New STAR serial talks of feuding families, young lovers

By Sangeeta Tanwar , afaqs!, New Delhi | In Media Publishing | November 04, 2008
The new serial, which replaces Kahaani Ghar Ghar Ki, is a departure from the norm for Balaji Telefilms


has replaced the long-running Kahaani Ghar Ghar Ki (KGGK) with another Balaji Telefilms show, Tujh Sang Preet Lagai Sajna (TSPLS). The daily soap, which started yesterday, will air Monday to Thursday at 10 pm.

TSPLS claims to be a departure from Balaji's usual 'K' soaps. It will portray the love story of its lead characters, Yugandhar and Vrinda, who belong to warring families. The plot is that of a deep childhood friendship going sour. The friends' grandchildren - the young lovers - are oblivious of the enmity and fall in love. The story will unfold to show how they brave all odds to unite with each other.

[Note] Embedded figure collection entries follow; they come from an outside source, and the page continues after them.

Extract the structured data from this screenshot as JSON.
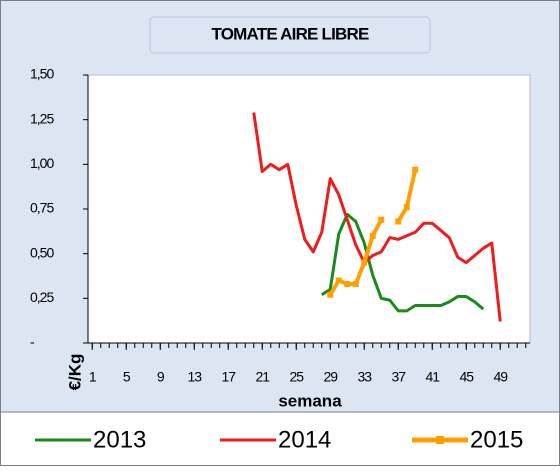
{
  "chart_data": {
    "type": "line",
    "title": "TOMATE AIRE LIBRE",
    "y_label": "€/Kg",
    "x_label": "semana",
    "xlim": [
      0.5,
      52.5
    ],
    "xticks": [
      1,
      5,
      9,
      13,
      17,
      21,
      25,
      29,
      33,
      37,
      41,
      45,
      49
    ],
    "ylim": [
      0,
      1.5
    ],
    "yticks": [
      {
        "value": 0,
        "label": "-"
      },
      {
        "value": 0.25,
        "label": "0,25"
      },
      {
        "value": 0.5,
        "label": "0,50"
      },
      {
        "value": 0.75,
        "label": "0,75"
      },
      {
        "value": 1,
        "label": "1,00"
      },
      {
        "value": 1.25,
        "label": "1,25"
      },
      {
        "value": 1.5,
        "label": "1,50"
      }
    ],
    "grid": false,
    "legend": "bottom",
    "series": [
      {
        "name": "2013",
        "color": "#1a8a1a",
        "x": [
          28,
          29,
          30,
          31,
          32,
          33,
          34,
          35,
          36,
          37,
          38,
          39,
          40,
          41,
          42,
          43,
          44,
          45,
          46,
          47
        ],
        "values": [
          0.27,
          0.3,
          0.61,
          0.72,
          0.68,
          0.56,
          0.38,
          0.25,
          0.24,
          0.18,
          0.18,
          0.21,
          0.21,
          0.21,
          0.21,
          0.23,
          0.26,
          0.26,
          0.23,
          0.19
        ]
      },
      {
        "name": "2014",
        "color": "#ee1c1c",
        "x": [
          20,
          21,
          22,
          23,
          24,
          25,
          26,
          27,
          28,
          29,
          30,
          31,
          32,
          33,
          34,
          35,
          36,
          37,
          38,
          39,
          40,
          41,
          42,
          43,
          44,
          45,
          46,
          47,
          48,
          49
        ],
        "values": [
          1.29,
          0.96,
          1.0,
          0.97,
          1.0,
          0.77,
          0.58,
          0.51,
          0.62,
          0.92,
          0.83,
          0.69,
          0.55,
          0.45,
          0.49,
          0.51,
          0.59,
          0.58,
          0.6,
          0.62,
          0.67,
          0.67,
          0.63,
          0.59,
          0.48,
          0.45,
          0.49,
          0.53,
          0.56,
          0.12
        ]
      },
      {
        "name": "2015",
        "color": "#ffa000",
        "marker": "square",
        "x": [
          29,
          30,
          31,
          32,
          33,
          34,
          35,
          36,
          37,
          38,
          39
        ],
        "values": [
          0.27,
          0.35,
          0.33,
          0.33,
          0.45,
          0.6,
          0.69,
          null,
          0.68,
          0.76,
          0.97
        ]
      }
    ]
  }
}
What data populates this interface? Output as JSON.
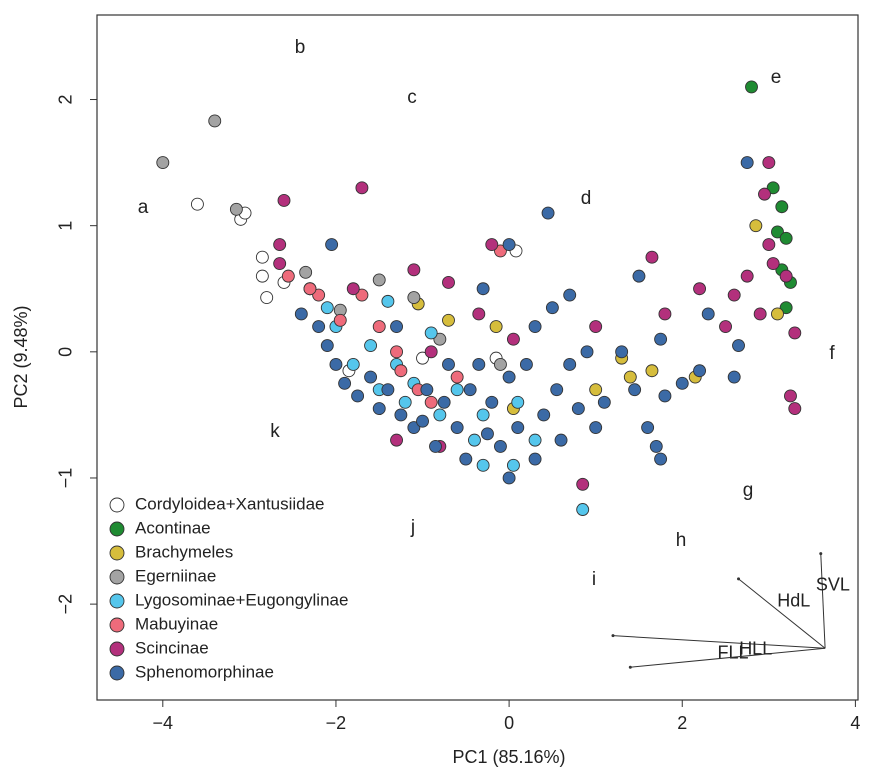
{
  "chart_data": {
    "type": "scatter",
    "x_label": "PC1 (85.16%)",
    "y_label": "PC2 (9.48%)",
    "xlim": [
      -4.76,
      4.03
    ],
    "ylim": [
      -2.76,
      2.67
    ],
    "xticks": [
      {
        "value": -4,
        "label": "−4"
      },
      {
        "value": -2,
        "label": "−2"
      },
      0,
      2,
      4
    ],
    "yticks": [
      {
        "value": -2,
        "label": "−2"
      },
      {
        "value": -1,
        "label": "−1"
      },
      0,
      1,
      2
    ],
    "annotations": [
      "a",
      "b",
      "c",
      "d",
      "e",
      "f",
      "g",
      "h",
      "i",
      "j",
      "k"
    ],
    "vector_origin": [
      3.65,
      -2.35
    ],
    "vectors": [
      {
        "name": "SVL",
        "x": 3.6,
        "y": -1.6
      },
      {
        "name": "HdL",
        "x": 2.65,
        "y": -1.8
      },
      {
        "name": "FLL",
        "x": 1.2,
        "y": -2.25
      },
      {
        "name": "HLL",
        "x": 1.4,
        "y": -2.5
      }
    ],
    "series": [
      {
        "name": "Cordyloidea+Xantusiidae",
        "color": "#ffffff",
        "x": [
          -3.6,
          -3.1,
          -2.85,
          -2.85,
          -2.6,
          -2.8,
          -1.85,
          0.08,
          -1.0,
          -0.15,
          -3.05
        ],
        "values": [
          1.17,
          1.05,
          0.75,
          0.6,
          0.55,
          0.43,
          -0.15,
          0.8,
          -0.05,
          -0.05,
          1.1
        ]
      },
      {
        "name": "Acontinae",
        "color": "#1f8b32",
        "x": [
          2.8,
          3.05,
          3.15,
          3.1,
          3.2,
          3.15,
          3.2,
          3.25
        ],
        "values": [
          2.1,
          1.3,
          1.15,
          0.95,
          0.9,
          0.65,
          0.35,
          0.55
        ]
      },
      {
        "name": "Brachymeles",
        "color": "#d6bd3c",
        "x": [
          -1.05,
          -0.15,
          0.05,
          2.85,
          1.0,
          1.3,
          1.4,
          1.65,
          2.15,
          3.1,
          -0.7
        ],
        "values": [
          0.38,
          0.2,
          -0.45,
          1.0,
          -0.3,
          -0.05,
          -0.2,
          -0.15,
          -0.2,
          0.3,
          0.25
        ]
      },
      {
        "name": "Egerniinae",
        "color": "#a3a3a3",
        "x": [
          -3.4,
          -4.0,
          -3.15,
          -2.35,
          -1.95,
          -1.1,
          -1.5,
          -0.8,
          -0.1
        ],
        "values": [
          1.83,
          1.5,
          1.13,
          0.63,
          0.33,
          0.43,
          0.57,
          0.1,
          -0.1
        ]
      },
      {
        "name": "Lygosominae+Eugongylinae",
        "color": "#55c6ec",
        "x": [
          -2.3,
          -2.0,
          -1.6,
          -1.3,
          -1.1,
          -1.2,
          -1.5,
          -0.9,
          -0.6,
          -0.3,
          -0.4,
          -0.3,
          0.05,
          0.1,
          0.85,
          -1.8,
          -1.4,
          -0.8,
          0.3,
          -2.1
        ],
        "values": [
          0.5,
          0.2,
          0.05,
          -0.1,
          -0.25,
          -0.4,
          -0.3,
          0.15,
          -0.3,
          -0.5,
          -0.7,
          -0.9,
          -0.9,
          -0.4,
          -1.25,
          -0.1,
          0.4,
          -0.5,
          -0.7,
          0.35
        ]
      },
      {
        "name": "Mabuyinae",
        "color": "#ee6b7b",
        "x": [
          -2.55,
          -2.2,
          -1.95,
          -1.7,
          -1.5,
          -1.25,
          -1.05,
          -0.6,
          -0.1,
          -0.9,
          -1.3,
          -2.3
        ],
        "values": [
          0.6,
          0.45,
          0.25,
          0.45,
          0.2,
          -0.15,
          -0.3,
          -0.2,
          0.8,
          -0.4,
          0.0,
          0.5
        ]
      },
      {
        "name": "Scincinae",
        "color": "#b3307c",
        "x": [
          -2.6,
          -1.7,
          -2.65,
          -2.65,
          -1.8,
          -1.1,
          -0.2,
          -0.7,
          0.05,
          1.0,
          1.65,
          2.2,
          2.6,
          2.75,
          3.0,
          2.95,
          3.05,
          3.2,
          3.3,
          3.25,
          3.3,
          2.9,
          0.85,
          -1.3,
          -0.8,
          -0.35,
          1.8,
          2.5,
          -0.9,
          3.0
        ],
        "values": [
          1.2,
          1.3,
          0.85,
          0.7,
          0.5,
          0.65,
          0.85,
          0.55,
          0.1,
          0.2,
          0.75,
          0.5,
          0.45,
          0.6,
          1.5,
          1.25,
          0.7,
          0.6,
          0.15,
          -0.35,
          -0.45,
          0.3,
          -1.05,
          -0.7,
          -0.75,
          0.3,
          0.3,
          0.2,
          0.0,
          0.85
        ]
      },
      {
        "name": "Sphenomorphinae",
        "color": "#3b6aa6",
        "x": [
          -2.05,
          -2.4,
          -2.2,
          -2.1,
          -2.0,
          -1.9,
          -1.75,
          -1.6,
          -1.5,
          -1.4,
          -1.25,
          -1.1,
          -1.0,
          -0.95,
          -0.85,
          -0.75,
          -0.7,
          -0.6,
          -0.5,
          -0.45,
          -0.35,
          -0.25,
          -0.2,
          -0.1,
          0.0,
          0.1,
          0.2,
          0.3,
          0.4,
          0.45,
          0.5,
          0.55,
          0.6,
          0.7,
          0.8,
          0.9,
          1.0,
          1.1,
          1.3,
          1.5,
          1.45,
          1.6,
          1.7,
          1.8,
          2.0,
          2.2,
          2.6,
          2.65,
          2.75,
          0.0,
          -0.3,
          0.7,
          1.75,
          -1.3,
          0.3,
          0.0,
          1.75,
          2.3
        ],
        "values": [
          0.85,
          0.3,
          0.2,
          0.05,
          -0.1,
          -0.25,
          -0.35,
          -0.2,
          -0.45,
          -0.3,
          -0.5,
          -0.6,
          -0.55,
          -0.3,
          -0.75,
          -0.4,
          -0.1,
          -0.6,
          -0.85,
          -0.3,
          -0.1,
          -0.65,
          -0.4,
          -0.75,
          -0.2,
          -0.6,
          -0.1,
          -0.85,
          -0.5,
          1.1,
          0.35,
          -0.3,
          -0.7,
          -0.1,
          -0.45,
          0.0,
          -0.6,
          -0.4,
          0.0,
          0.6,
          -0.3,
          -0.6,
          -0.75,
          -0.35,
          -0.25,
          -0.15,
          -0.2,
          0.05,
          1.5,
          0.85,
          0.5,
          0.45,
          0.1,
          0.2,
          0.2,
          -1.0,
          -0.85,
          0.3
        ]
      }
    ]
  }
}
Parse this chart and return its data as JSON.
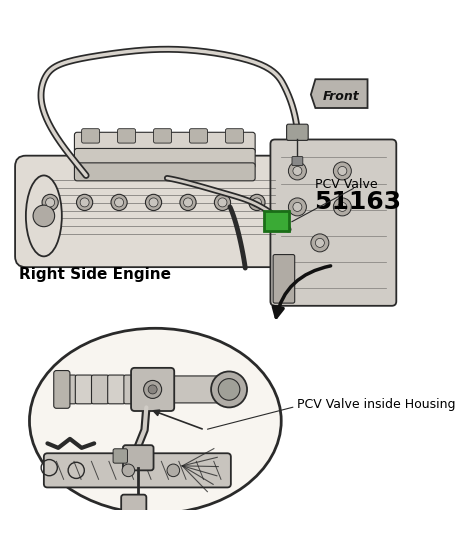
{
  "bg_color": "#ffffff",
  "fig_width": 4.74,
  "fig_height": 5.37,
  "dpi": 100,
  "label_pcv_valve": "PCV Valve",
  "label_pcv_number": "51163",
  "label_right_side": "Right Side Engine",
  "label_front": "Front",
  "label_pcv_housing": "PCV Valve inside Housing",
  "text_color": "#000000",
  "line_color": "#2a2a2a",
  "green_color": "#3aaa35",
  "gray_fill": "#c8c4be",
  "light_gray": "#e0dbd4",
  "mid_gray": "#b0aba4",
  "dark_gray": "#7a7570"
}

What's the game plan that STAR Plus is following to retain the viewers who have been faithful devotees of its shows, KGGK and Kyunki… Saas Bhi Kabhi Bahu Thi, for years? KGGK bowed out on October 9, while Kyunki… is on its way out.

Keertan Adyanthaya, executive vice-president and general manager, STAR Plus, says, "The strategy to retain viewers is simple - create shows which have a unique hook and can sustain their interest day after day. It is the execution of this strategy that is difficult."

KGGK commanded a family audience for STAR Plus. With a new show replacing a successful old show, Keertan explains that the challenge is "to create a franchise which will have well etched characters, who form a strong bond with the audience. Creating situations and story tracks which will resonate with the viewers is the real challenge."

The channel heads are hopeful that TSPLS will appeal to STAR Plus' core existing audience, and will also pull in a younger audience. According to TAM data for C&S homes, for 4+ audiences in Hindi speaking markets, KGGK delivered a TVR of 5 in the period of January 1-24. Closer to its end, the show's TVR dropped to 3 between September 8 and October 2. The show was replaced in the short term by a filler show, called Diwali Rishton Ki, which garnered a TVR of 2.74 in HSM CS4+.

Keertan makes light of the so-called decline of the 'saas-bahu' genre and its bearing on the traditional hardcore target audience for STAR Plus' shows. He says, "'So-called decline' is correct. It is only 'so-called' - there is no actual decline. Daily soaps are still popular and they are the most watched genre in Indian television."

Media planners such as Punitha Arumugam, group chief executive officer, Madison Media, do not read much into the dynamics of traditional or longstanding dedicated viewers having any drastic impact on the fate of a show or channel.

Arumugam asks, "When Kaun Banega Crorepati came to an end, or for that matter any other popular show neared its culmination, did the audiences stop watching television? The answer is no. Instead, they moved on to the next best available show. It is important to remember that viewers stick only to content - nothing else."

Arumugam points out that interest in some of the leading 'saas-bahu' shows has been on the wane for a while now, so there is no point debating the fate of the loyal watchers of these shows. They have already moved on to newer format shows and discovered differentiated content on newer platforms in the general entertainment category.

She says it will be interesting to see whether TSPLS will match up to the success of its predecessor.

Other media planners such as Mona Jain, head, strategic investments, India Media Exchange, believe that 10pm is a primetime slot and important for any general entertainment channel. But with newer channels, viewers have more options available, so even if a channel succeeds in retaining its core base, its audience will still be very fragmented.